4.- à l'arabe en tant que langue nationale et officielle

5.- aux libertés fondamentales, aux droits de l'homme et du citoyen

6.- à l'intégrité et à l'unité du territoire national."

Non seulement la composante amazighe est-elle exclue de ces éléments fondamentaux, mais ces derniers sont posés de telle manière qu'ils empêchent la langue et la culture amazighe d'être jamais reconnus. L'existence de cet article, comme de ceux mentionnés plus haut, atteste de la réelle dimension de l'amazighité, accordant par conséquence à sa mention dans le Préambule un caractère purement rhétorique.

Les Amazighs, en vertu de la Constitution de la République d'Algérie, sont clairement privés de la jouissance de leurs droits et libertés. Le texte constitutionnel est en conséquence en rupture avec la CIERD.

I.2. La loi sur l'arabisation
La loi portant généralisation de la langue arabe est entrée en vigueur le 5 juillet 1998. Dans la lignée de l'esprit de la Constitution, elle déclare illégal et soumet à des sanctions pécuniaires les auteurs de tout acte, contrat ou texte officiel écrit dans une langue autre que l'arabe. Tous les actes émanant des administrations, des institutions, ces entreprises privées et même des associations, doivent être rédigés en langue arabe.

Aucune coexistence des langues arabe et Tamazight n'est prévue. La langue Tamazight est délibérément soumise au régime spécifique régissant les " langues étrangères ", se qui est particulièrement surprenant pour une langue ont la présence sur le territoire algérien est antérieure à l'apparition de la langue arabe. L'application stricte de cette loi empêche 25% de la population algérienne d'utiliser sa langue maternelle.

Le but avoué de cette loi était d'empêcher, tout comme pour le français, toue utilisation de la langue Tamazight.

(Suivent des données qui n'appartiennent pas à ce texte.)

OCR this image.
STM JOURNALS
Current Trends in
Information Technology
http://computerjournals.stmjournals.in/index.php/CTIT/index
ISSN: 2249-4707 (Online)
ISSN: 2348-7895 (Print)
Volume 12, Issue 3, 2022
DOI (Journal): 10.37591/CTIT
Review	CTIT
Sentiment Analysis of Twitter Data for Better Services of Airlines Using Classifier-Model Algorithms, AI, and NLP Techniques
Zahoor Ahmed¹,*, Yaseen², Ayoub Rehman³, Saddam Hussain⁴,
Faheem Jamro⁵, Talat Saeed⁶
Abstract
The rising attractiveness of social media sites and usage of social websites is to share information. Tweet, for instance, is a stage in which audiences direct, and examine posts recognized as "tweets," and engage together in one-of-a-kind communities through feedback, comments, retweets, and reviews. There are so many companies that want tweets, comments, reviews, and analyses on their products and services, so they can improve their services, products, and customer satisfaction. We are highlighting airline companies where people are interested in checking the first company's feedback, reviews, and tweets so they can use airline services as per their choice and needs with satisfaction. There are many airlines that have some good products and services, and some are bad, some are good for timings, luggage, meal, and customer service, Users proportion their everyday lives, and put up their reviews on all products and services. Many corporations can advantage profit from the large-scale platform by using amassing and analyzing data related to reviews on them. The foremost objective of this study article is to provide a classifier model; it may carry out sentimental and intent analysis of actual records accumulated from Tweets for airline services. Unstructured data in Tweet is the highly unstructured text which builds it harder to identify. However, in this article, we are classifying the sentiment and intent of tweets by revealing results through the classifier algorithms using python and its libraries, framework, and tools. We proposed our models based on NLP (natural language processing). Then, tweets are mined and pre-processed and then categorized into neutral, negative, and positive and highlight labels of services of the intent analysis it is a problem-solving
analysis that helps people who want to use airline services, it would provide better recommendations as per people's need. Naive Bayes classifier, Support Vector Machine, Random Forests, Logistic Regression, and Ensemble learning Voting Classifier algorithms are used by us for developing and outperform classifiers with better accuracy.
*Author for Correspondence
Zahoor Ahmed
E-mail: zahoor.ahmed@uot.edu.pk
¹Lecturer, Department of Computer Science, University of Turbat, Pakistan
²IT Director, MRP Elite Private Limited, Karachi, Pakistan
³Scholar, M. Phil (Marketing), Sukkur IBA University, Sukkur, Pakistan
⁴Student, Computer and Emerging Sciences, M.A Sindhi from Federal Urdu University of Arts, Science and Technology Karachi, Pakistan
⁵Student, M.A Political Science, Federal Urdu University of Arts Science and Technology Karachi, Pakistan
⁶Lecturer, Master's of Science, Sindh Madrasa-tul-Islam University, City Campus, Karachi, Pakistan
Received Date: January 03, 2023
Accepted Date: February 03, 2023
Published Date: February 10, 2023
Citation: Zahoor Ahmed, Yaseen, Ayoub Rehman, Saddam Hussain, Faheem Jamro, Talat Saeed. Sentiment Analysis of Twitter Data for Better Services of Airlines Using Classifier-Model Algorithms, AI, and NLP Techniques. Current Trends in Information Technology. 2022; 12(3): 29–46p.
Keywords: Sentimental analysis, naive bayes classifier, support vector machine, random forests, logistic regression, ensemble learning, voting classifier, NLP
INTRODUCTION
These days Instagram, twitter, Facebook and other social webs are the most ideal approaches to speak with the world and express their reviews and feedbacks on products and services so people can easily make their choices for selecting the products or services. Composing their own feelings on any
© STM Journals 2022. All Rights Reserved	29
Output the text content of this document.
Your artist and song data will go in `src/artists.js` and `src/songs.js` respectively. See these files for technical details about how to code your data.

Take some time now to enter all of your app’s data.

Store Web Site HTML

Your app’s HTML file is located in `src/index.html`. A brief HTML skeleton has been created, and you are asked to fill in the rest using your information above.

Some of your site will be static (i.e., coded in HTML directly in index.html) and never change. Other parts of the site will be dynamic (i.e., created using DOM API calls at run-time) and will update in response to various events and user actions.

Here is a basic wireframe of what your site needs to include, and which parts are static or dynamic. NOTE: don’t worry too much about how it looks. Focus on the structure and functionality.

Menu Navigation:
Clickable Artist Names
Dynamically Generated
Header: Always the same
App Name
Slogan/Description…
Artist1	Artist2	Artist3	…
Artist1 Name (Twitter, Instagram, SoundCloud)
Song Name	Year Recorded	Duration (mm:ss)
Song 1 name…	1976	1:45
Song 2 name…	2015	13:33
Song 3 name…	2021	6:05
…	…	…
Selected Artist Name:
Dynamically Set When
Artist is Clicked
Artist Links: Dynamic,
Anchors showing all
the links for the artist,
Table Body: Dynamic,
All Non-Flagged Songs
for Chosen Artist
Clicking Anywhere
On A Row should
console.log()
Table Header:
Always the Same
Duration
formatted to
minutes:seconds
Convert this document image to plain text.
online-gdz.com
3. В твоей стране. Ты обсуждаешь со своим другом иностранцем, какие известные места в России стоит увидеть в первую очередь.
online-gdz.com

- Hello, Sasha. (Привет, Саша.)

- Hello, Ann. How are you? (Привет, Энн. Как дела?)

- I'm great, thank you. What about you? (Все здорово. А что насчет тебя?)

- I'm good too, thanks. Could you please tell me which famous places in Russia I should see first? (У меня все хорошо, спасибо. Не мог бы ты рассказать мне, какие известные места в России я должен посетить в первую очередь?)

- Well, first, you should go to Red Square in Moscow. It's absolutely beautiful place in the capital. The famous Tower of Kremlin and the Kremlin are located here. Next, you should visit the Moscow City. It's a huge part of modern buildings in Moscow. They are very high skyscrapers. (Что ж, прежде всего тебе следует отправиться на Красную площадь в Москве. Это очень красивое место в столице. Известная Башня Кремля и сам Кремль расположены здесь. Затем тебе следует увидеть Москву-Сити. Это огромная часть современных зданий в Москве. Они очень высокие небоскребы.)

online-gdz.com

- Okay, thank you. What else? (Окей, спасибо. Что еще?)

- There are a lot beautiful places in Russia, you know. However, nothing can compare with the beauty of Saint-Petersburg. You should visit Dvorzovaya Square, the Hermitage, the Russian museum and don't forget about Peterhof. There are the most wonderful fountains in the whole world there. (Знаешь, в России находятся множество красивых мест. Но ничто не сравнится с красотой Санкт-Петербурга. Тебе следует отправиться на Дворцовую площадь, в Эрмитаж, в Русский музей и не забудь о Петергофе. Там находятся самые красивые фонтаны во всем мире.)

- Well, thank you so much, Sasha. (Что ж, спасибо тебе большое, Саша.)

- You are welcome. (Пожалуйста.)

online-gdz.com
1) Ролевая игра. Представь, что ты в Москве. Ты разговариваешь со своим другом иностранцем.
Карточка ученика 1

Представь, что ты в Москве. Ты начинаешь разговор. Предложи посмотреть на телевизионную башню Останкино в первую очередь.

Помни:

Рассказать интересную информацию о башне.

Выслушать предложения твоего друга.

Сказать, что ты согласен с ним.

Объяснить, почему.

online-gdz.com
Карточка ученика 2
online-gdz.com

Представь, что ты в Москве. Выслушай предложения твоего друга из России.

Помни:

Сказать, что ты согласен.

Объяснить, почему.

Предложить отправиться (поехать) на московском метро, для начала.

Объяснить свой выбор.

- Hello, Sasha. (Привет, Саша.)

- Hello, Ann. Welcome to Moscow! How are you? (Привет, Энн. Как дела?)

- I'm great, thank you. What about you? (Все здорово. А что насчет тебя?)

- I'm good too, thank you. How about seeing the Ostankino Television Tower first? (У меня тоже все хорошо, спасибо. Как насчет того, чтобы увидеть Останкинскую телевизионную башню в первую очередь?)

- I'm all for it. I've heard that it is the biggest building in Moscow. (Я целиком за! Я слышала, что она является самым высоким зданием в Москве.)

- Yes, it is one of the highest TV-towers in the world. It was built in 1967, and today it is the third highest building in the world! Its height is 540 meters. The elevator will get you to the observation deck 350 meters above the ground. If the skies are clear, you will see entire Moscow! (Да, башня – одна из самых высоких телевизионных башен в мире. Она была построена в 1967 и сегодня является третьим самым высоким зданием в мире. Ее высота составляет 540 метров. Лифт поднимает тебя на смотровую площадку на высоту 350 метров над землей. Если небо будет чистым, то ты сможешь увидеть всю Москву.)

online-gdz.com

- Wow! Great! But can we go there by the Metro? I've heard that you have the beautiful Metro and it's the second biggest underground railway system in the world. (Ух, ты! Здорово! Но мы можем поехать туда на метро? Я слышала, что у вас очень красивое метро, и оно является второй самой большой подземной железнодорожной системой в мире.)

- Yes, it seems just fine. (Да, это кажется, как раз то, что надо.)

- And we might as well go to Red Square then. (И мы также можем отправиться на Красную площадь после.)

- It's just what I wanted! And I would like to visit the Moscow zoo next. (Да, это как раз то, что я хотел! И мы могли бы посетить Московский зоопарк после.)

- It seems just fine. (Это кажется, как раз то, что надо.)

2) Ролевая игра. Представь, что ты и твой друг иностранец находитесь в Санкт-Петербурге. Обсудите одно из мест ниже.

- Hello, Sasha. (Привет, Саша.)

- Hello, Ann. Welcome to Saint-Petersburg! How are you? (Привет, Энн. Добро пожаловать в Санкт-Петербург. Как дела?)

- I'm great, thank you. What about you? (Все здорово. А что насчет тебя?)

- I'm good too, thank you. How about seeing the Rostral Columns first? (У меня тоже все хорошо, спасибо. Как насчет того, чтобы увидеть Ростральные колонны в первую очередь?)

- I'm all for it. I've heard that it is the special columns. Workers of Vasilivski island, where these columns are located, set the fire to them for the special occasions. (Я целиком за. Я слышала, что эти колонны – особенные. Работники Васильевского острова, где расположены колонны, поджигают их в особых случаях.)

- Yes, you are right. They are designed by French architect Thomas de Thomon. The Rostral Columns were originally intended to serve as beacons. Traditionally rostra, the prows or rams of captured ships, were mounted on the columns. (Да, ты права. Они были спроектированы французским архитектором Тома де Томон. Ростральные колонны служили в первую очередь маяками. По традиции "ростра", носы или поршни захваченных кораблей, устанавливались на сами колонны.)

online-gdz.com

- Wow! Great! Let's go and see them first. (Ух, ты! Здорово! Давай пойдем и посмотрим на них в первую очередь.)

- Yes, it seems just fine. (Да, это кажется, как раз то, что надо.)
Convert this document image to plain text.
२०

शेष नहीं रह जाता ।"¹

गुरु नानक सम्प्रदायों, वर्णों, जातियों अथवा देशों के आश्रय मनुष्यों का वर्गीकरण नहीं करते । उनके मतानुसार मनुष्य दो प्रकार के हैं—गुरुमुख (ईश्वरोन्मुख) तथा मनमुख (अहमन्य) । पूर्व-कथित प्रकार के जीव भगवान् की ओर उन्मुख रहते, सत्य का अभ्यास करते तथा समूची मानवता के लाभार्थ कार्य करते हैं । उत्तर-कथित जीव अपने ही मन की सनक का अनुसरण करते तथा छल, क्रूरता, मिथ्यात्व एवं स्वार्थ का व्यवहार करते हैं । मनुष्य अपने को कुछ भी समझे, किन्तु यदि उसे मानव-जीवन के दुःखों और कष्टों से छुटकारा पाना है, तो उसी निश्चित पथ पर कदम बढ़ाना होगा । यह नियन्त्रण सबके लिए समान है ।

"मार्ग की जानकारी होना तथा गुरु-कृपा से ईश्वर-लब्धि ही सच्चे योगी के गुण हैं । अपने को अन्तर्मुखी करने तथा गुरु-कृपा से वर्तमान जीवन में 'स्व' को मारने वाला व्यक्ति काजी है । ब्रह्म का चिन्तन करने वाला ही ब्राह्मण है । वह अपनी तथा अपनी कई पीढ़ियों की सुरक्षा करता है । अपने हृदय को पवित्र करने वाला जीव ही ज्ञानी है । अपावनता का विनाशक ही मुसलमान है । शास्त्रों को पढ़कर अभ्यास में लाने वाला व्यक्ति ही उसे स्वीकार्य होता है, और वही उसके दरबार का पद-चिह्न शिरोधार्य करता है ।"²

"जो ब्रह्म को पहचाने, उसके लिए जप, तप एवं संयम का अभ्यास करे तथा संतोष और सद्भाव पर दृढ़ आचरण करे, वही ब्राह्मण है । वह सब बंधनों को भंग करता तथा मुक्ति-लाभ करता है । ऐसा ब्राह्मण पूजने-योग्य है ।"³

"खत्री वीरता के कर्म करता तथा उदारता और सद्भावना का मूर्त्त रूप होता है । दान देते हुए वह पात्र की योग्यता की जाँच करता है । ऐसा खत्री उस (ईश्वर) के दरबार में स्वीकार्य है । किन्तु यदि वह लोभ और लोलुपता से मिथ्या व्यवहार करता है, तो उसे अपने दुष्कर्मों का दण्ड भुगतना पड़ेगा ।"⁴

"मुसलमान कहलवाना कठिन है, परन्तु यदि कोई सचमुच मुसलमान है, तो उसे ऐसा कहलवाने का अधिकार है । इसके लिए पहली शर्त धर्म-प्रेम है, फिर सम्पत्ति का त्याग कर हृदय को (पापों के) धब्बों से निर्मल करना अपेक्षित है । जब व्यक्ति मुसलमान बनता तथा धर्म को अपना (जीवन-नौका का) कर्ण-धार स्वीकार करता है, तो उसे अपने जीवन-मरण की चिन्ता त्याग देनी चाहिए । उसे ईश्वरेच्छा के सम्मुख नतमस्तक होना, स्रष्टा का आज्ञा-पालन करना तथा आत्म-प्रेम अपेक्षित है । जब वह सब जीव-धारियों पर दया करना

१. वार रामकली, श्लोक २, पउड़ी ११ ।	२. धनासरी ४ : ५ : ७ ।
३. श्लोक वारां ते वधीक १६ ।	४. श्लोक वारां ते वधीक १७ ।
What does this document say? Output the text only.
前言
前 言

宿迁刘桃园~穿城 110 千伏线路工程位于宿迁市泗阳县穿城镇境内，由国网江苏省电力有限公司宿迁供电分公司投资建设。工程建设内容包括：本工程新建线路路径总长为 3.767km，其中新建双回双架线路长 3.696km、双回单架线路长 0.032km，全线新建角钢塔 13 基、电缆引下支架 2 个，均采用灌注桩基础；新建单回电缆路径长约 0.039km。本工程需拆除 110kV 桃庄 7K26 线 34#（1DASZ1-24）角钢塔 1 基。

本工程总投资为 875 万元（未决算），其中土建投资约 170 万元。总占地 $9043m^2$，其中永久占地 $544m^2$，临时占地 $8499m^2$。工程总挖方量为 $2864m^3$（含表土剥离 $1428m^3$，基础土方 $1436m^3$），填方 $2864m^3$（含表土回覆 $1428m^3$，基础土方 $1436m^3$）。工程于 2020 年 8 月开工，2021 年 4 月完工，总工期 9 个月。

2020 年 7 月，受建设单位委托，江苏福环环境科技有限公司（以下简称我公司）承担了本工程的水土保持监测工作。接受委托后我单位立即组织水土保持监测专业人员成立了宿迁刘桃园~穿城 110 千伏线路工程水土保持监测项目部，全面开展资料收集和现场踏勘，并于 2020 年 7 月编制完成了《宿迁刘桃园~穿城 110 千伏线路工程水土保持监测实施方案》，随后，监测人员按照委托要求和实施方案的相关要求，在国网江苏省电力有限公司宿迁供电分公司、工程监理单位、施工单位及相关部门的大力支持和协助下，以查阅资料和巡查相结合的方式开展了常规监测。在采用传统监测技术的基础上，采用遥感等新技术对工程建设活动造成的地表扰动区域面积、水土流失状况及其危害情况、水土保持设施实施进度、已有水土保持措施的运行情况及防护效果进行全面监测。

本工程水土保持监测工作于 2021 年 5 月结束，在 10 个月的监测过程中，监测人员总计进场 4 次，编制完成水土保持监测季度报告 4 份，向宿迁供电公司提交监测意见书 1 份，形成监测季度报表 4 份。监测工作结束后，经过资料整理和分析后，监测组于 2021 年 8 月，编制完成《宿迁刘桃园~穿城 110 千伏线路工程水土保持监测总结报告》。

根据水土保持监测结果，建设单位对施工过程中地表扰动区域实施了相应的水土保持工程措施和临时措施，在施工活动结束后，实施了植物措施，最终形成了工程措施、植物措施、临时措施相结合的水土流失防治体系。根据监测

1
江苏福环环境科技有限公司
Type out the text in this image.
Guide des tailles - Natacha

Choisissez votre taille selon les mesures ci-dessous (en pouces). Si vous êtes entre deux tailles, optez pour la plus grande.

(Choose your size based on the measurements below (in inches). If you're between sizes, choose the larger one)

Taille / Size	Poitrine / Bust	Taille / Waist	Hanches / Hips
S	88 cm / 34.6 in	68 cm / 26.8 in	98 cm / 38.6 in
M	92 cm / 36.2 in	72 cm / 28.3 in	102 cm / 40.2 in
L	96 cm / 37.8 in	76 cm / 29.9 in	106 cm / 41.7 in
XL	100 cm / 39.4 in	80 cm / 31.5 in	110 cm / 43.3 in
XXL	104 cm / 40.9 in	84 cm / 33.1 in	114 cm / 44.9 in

Toutefois, comme beaucoup le reconnaissent, cette loi n'est pas appliquée strictement dans la pratique. Le président algérien Bouteflika aurait lui-même, à certaines occasions, tenu des discours dans une langue autre que l'arabe. Cependant, cette loi connaît alors une application plus aléatoire, créant par là-même un autre niveau de discrimination. La FIDH condamne cette loi qui crée une véritable discrimination des droits et libertés protégés par les articles 1, 5.c et 5.d de la CIERD.

II. La reconnaissance politique de l'amazighité :

II.1. Le Haut Commissariat à l'Amazighité (HCA)
Après un boycott scolaire très largement suivi en Kabylie à partir de septembre 1994 (" la grève des cartables "), le gouvernement a engagé des négociations entre mars et avril 1995, avec certaines sections du mouvement culturel amazigh.

Le résultat de ces négociations a conduit le gouvernement à refuser de reconnaître, aux côtés de l'arabe, le Tamazight comme " langue nationale", en argumentant du fait que cela nécessiterait un changement constitutionnel. Cependant, les autorités acceptèrent d'institutionnaliser la langue et son enseignement. Ils décidèrent également de créer par décret le " Haut Commissariat à l'amazighité " (HCA), avec pour missions :

" - la réhabilitation et la promotion de l'amazighité en tant que l'un des fondements

de l'identité nationale.

- l'introduction de la langue amazighe dans es systèmes de l'enseignement et de la communication. "

A. Une victoire relative

Cette institution est le premier exemple de prise en considération du paramètre amazigh dans une institution officielle d'un État nord-africain. Sa création représente un virement par rapport aux anciennes politiques officielles et une victoire pour la population amazighe.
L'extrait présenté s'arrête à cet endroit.